El diseño de este tipo de prisiones podría considerarse como la expresión máxima de la crueldad hacia los condenados, entre los que no todos fueron peligrosos criminales. El gobierno del Segundo Imperio que las puso en marcha, o la Tercera República que lo sucedió, usaron este sistema para desembarazarse de personajes incómodos.
Desde el periodista Louis Charles Delescluze, uno de los principales agitadores de la Comuna de París, a Paolo Tibaldi, acusado de conspirar contra Napoleón III, la isla-presidio vio desfilar a centenares de condenados, muchos de los cuales murieron allí.
En 1895, el caso de Alfred Dreyfus, capitán del ejército condenado injustamente, abrió el debate en la metrópoli sobre la utilidad y la legitimidad moral de un sistema penal que, de todos modos, no sería desmantelado oficialmente hasta 1946.

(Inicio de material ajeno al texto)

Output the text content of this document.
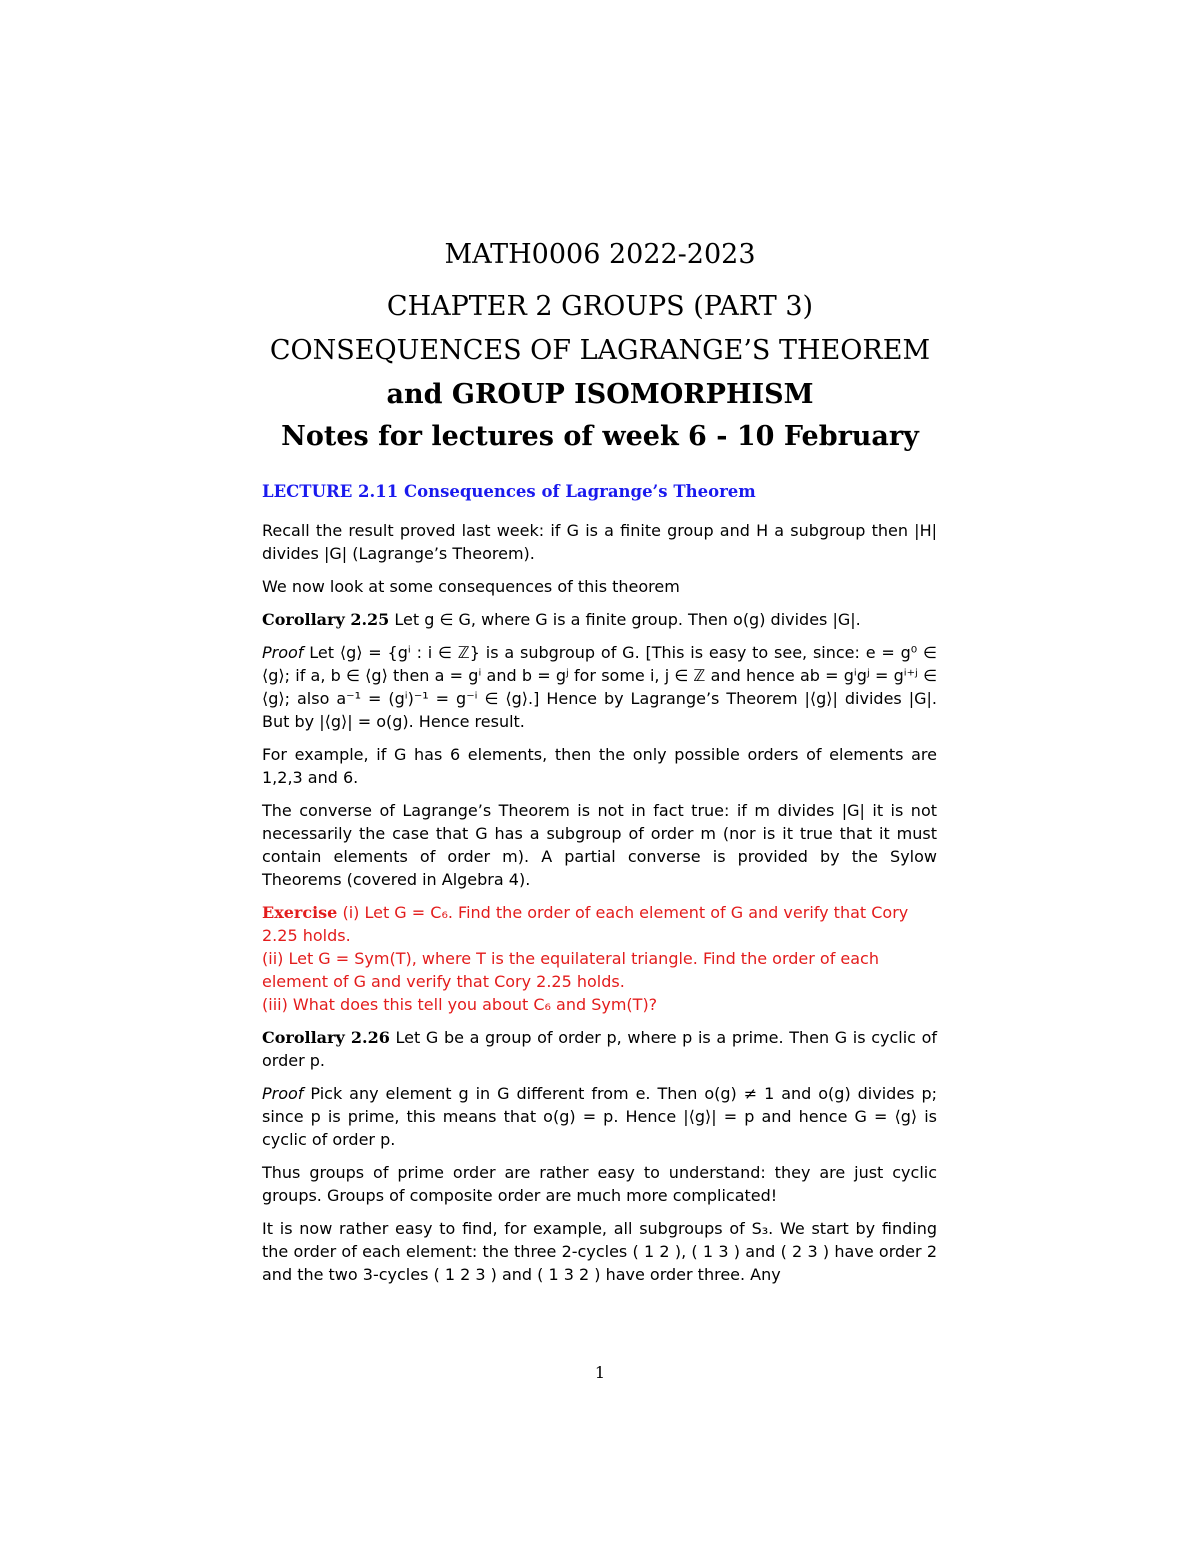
MATH0006 2022-2023
CHAPTER 2 GROUPS (PART 3)
CONSEQUENCES OF LAGRANGE’S THEOREM
and GROUP ISOMORPHISM
Notes for lectures of week 6 - 10 February
LECTURE 2.11 Consequences of Lagrange’s Theorem

Recall the result proved last week: if G is a finite group and H a subgroup then |H| divides |G| (Lagrange’s Theorem).

We now look at some consequences of this theorem

Corollary 2.25 Let g ∈ G, where G is a finite group. Then o(g) divides |G|.

Proof Let ⟨g⟩ = {gⁱ : i ∈ ℤ} is a subgroup of G. [This is easy to see, since: e = g⁰ ∈ ⟨g⟩; if a, b ∈ ⟨g⟩ then a = gⁱ and b = gʲ for some i, j ∈ ℤ and hence ab = gⁱgʲ = gⁱ⁺ʲ ∈ ⟨g⟩; also a⁻¹ = (gⁱ)⁻¹ = g⁻ⁱ ∈ ⟨g⟩.] Hence by Lagrange’s Theorem |⟨g⟩| divides |G|. But by |⟨g⟩| = o(g). Hence result.

For example, if G has 6 elements, then the only possible orders of elements are 1,2,3 and 6.

The converse of Lagrange’s Theorem is not in fact true: if m divides |G| it is not necessarily the case that G has a subgroup of order m (nor is it true that it must contain elements of order m). A partial converse is provided by the Sylow Theorems (covered in Algebra 4).

Exercise (i) Let G = C₆. Find the order of each element of G and verify that Cory 2.25 holds.
(ii) Let G = Sym(T), where T is the equilateral triangle. Find the order of each element of G and verify that Cory 2.25 holds.
(iii) What does this tell you about C₆ and Sym(T)?

Corollary 2.26 Let G be a group of order p, where p is a prime. Then G is cyclic of order p.

Proof Pick any element g in G different from e. Then o(g) ≠ 1 and o(g) divides p; since p is prime, this means that o(g) = p. Hence |⟨g⟩| = p and hence G = ⟨g⟩ is cyclic of order p.

Thus groups of prime order are rather easy to understand: they are just cyclic groups. Groups of composite order are much more complicated!

It is now rather easy to find, for example, all subgroups of S₃. We start by finding the order of each element: the three 2-cycles ( 1 2 ), ( 1 3 ) and ( 2 3 ) have order 2 and the two 3-cycles ( 1 2 3 ) and ( 1 3 2 ) have order three. Any

1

Galeras, baños y colonias penitenciarias
En toda Europa, hasta el siglo XVII y parte del XVIII, una de las penas criminales más severas era la de ir a galeras. El progreso de la navegación a vela hizo que se abandonaran los barcos a remo, por lo que los galeotes fueron recluidos en ciertos locales de los puertos conocidos en muchos países como “baños” (según algunas versiones, en referencia a la legendaria cárcel de esclavos de Livorno, Italia, levantada en el lugar donde hubo unos baños romanos).

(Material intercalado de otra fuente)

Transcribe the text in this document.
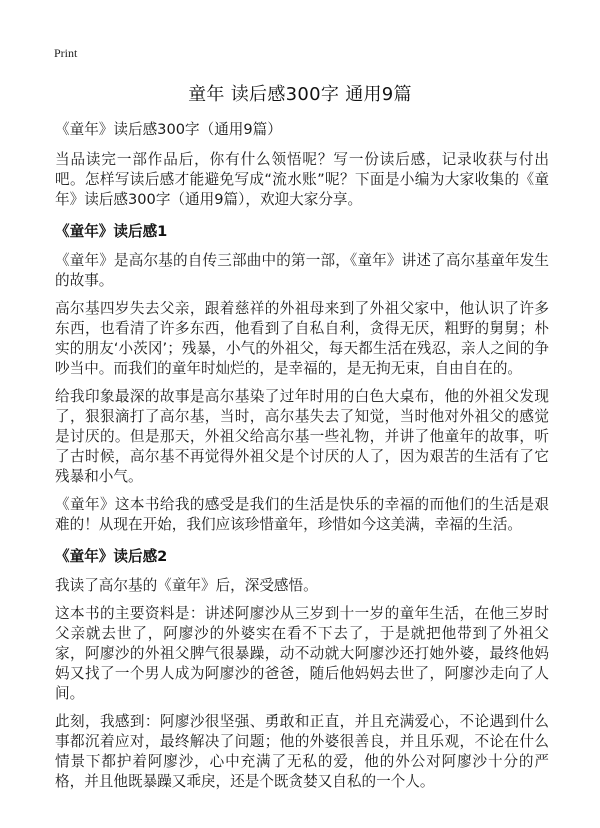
Print
童年 读后感300字 通用9篇

《童年》读后感300字（通用9篇）

当品读完一部作品后，你有什么领悟呢？写一份读后感，记录收获与付出吧。怎样写读后感才能避免写成“流水账”呢？下面是小编为大家收集的《童年》读后感300字（通用9篇），欢迎大家分享。

《童年》读后感1

《童年》是高尔基的自传三部曲中的第一部，《童年》讲述了高尔基童年发生的故事。

高尔基四岁失去父亲，跟着慈祥的外祖母来到了外祖父家中，他认识了许多东西，也看清了许多东西，他看到了自私自利，贪得无厌，粗野的舅舅；朴实的朋友‘小茨冈’；残暴，小气的外祖父，每天都生活在残忍，亲人之间的争吵当中。而我们的童年时灿烂的，是幸福的，是无拘无束，自由自在的。

给我印象最深的故事是高尔基染了过年时用的白色大桌布，他的外祖父发现了，狠狠滴打了高尔基，当时，高尔基失去了知觉，当时他对外祖父的感觉是讨厌的。但是那天，外祖父给高尔基一些礼物，并讲了他童年的故事，听了古时候，高尔基不再觉得外祖父是个讨厌的人了，因为艰苦的生活有了它残暴和小气。

《童年》这本书给我的感受是我们的生活是快乐的幸福的而他们的生活是艰难的！从现在开始，我们应该珍惜童年，珍惜如今这美满，幸福的生活。

《童年》读后感2

我读了高尔基的《童年》后，深受感悟。

这本书的主要资料是：讲述阿廖沙从三岁到十一岁的童年生活，在他三岁时父亲就去世了，阿廖沙的外婆实在看不下去了，于是就把他带到了外祖父家，阿廖沙的外祖父脾气很暴躁，动不动就大阿廖沙还打她外婆，最终他妈妈又找了一个男人成为阿廖沙的爸爸，随后他妈妈去世了，阿廖沙走向了人间。

此刻，我感到：阿廖沙很坚强、勇敢和正直，并且充满爱心，不论遇到什么事都沉着应对，最终解决了问题；他的外婆很善良，并且乐观，不论在什么情景下都护着阿廖沙，心中充满了无私的爱，他的外公对阿廖沙十分的严格，并且他既暴躁又乖戾，还是个既贪婪又自私的一个人。
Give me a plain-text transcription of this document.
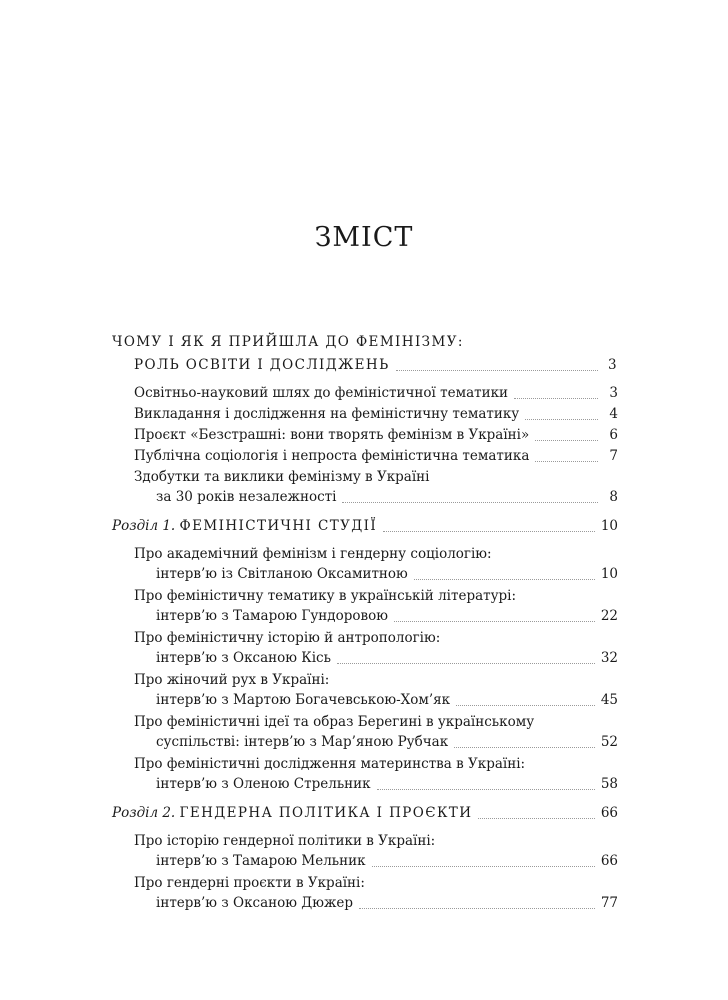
ЗМІСТ
ЧОМУ І ЯК Я ПРИЙШЛА ДО ФЕМІНІЗМУ:
РОЛЬ ОСВІТИ І ДОСЛІДЖЕНЬ	3
Освітньо-науковий шлях до феміністичної тематики	3
Викладання і дослідження на феміністичну тематику	4
Проєкт «Безстрашні: вони творять фемінізм в Україні»	6
Публічна соціологія і непроста феміністична тематика	7
Здобутки та виклики фемінізму в Україні
за 30 років незалежності	8
Розділ 1. ФЕМІНІСТИЧНІ СТУДІЇ	10
Про академічний фемінізм і гендерну соціологію:
інтерв’ю із Світланою Оксамитною	10
Про феміністичну тематику в українській літературі:
інтерв’ю з Тамарою Гундоровою	22
Про феміністичну історію й антропологію:
інтерв’ю з Оксаною Кісь	32
Про жіночий рух в Україні:
інтерв’ю з Мартою Богачевською-Хом’як	45
Про феміністичні ідеї та образ Берегині в українському
суспільстві: інтерв’ю з Мар’яною Рубчак	52
Про феміністичні дослідження материнства в Україні:
інтерв’ю з Оленою Стрельник	58
Розділ 2. ГЕНДЕРНА ПОЛІТИКА І ПРОЄКТИ	66
Про історію гендерної політики в Україні:
інтерв’ю з Тамарою Мельник	66
Про гендерні проєкти в Україні:
інтерв’ю з Оксаною Дюжер	77
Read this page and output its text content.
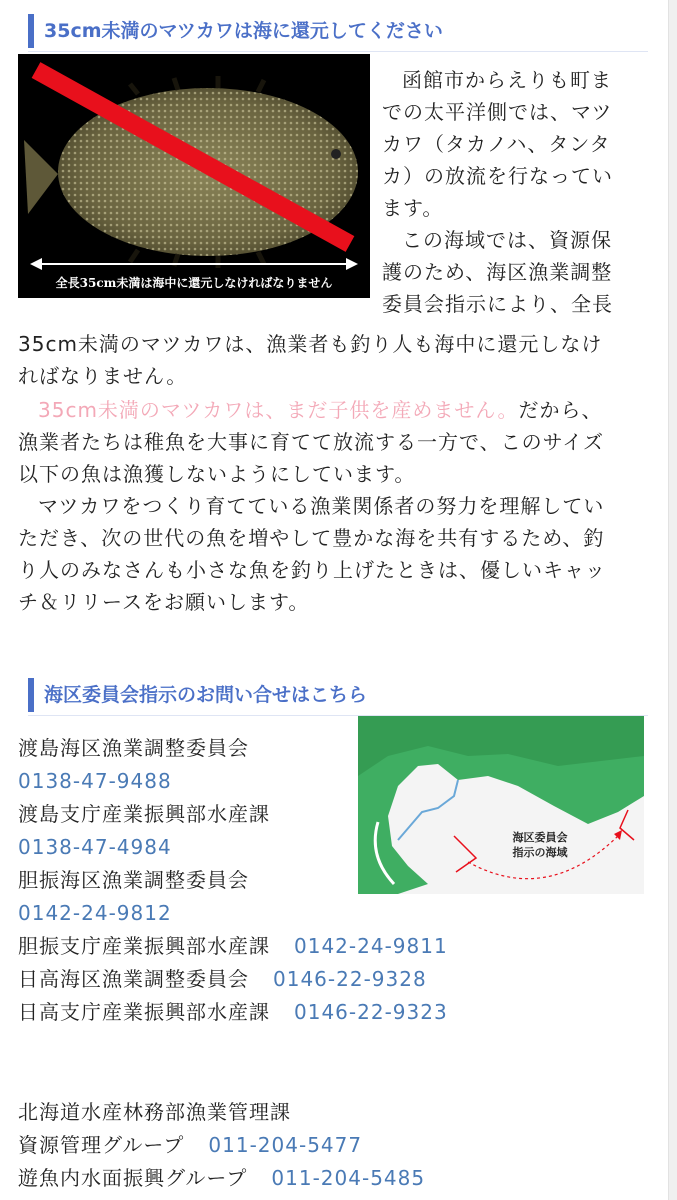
35cm未満のマツカワは海に還元してください
全長35cm未満は海中に還元しなければなりません
函館市からえりも町ま
での太平洋側では、マツ
カワ（タカノハ、タンタ
カ）の放流を行なってい
ます。
この海域では、資源保
護のため、海区漁業調整
委員会指示により、全長
35cm未満のマツカワは、漁業者も釣り人も海中に還元しなけ
ればなりません。
35cm未満のマツカワは、まだ子供を産めません。だから、
漁業者たちは稚魚を大事に育てて放流する一方で、このサイズ
以下の魚は漁獲しないようにしています。
マツカワをつくり育てている漁業関係者の努力を理解してい
ただき、次の世代の魚を増やして豊かな海を共有するため、釣
り人のみなさんも小さな魚を釣り上げたときは、優しいキャッ
チ＆リリースをお願いします。
海区委員会指示のお問い合せはこちら
海区委員会
指示の海域
渡島海区漁業調整委員会
0138-47-9488
渡島支庁産業振興部水産課
0138-47-4984
胆振海区漁業調整委員会
0142-24-9812
胆振支庁産業振興部水産課 0142-24-9811
日高海区漁業調整委員会 0146-22-9328
日高支庁産業振興部水産課 0146-22-9323
北海道水産林務部漁業管理課
資源管理グループ 011-204-5477
遊魚内水面振興グループ 011-204-5485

En Francia hubo baños en Toulon, Brest, Rochefort y Lorient, este último reservado a los militares. El penado era marcado a fuego en la espalda y vestido con un uniforme especial: casaca roja, pantalón amarillo y gorro rojo, o verde, en función de si su condena era limitada o a cadena perpetua, así como grilletes en los tobillos.
Sin barcos en los que remar, el mantenimiento de estos baños acabó siendo una carga para la Marina, que los suprimió a partir de 1830, poco antes de la abolición definitiva de la esclavitud en 1848, coincidiendo con un período de expansión colonial en Francia al inicio del Segundo Imperio (1852-1870).
La confluencia de todas estas circunstancias desembocó en la creación de las colonias penitenciarias de ultramar, como una manera práctica de desembarazarse de los presos inútiles para la Marina, que eran enviados allí para sustituir a los esclavos de África. Los principales destinos de los condenados fueron Nueva Caledonia, al este de Australia, y, sobre todo, la Guayana, al norte de Brasil, adonde fueron facturados cerca de 53.000 personas en casi un siglo.
Ley del transporte
Perdidos los territorios franceses en América del Norte, el principal interés colonial de Francia radicó en la gran Argelia, mientras que la Guayana fue, sobre todo, una colonia de sustitución con una finalidad extractora, basada en la explotación de las grandes plantaciones.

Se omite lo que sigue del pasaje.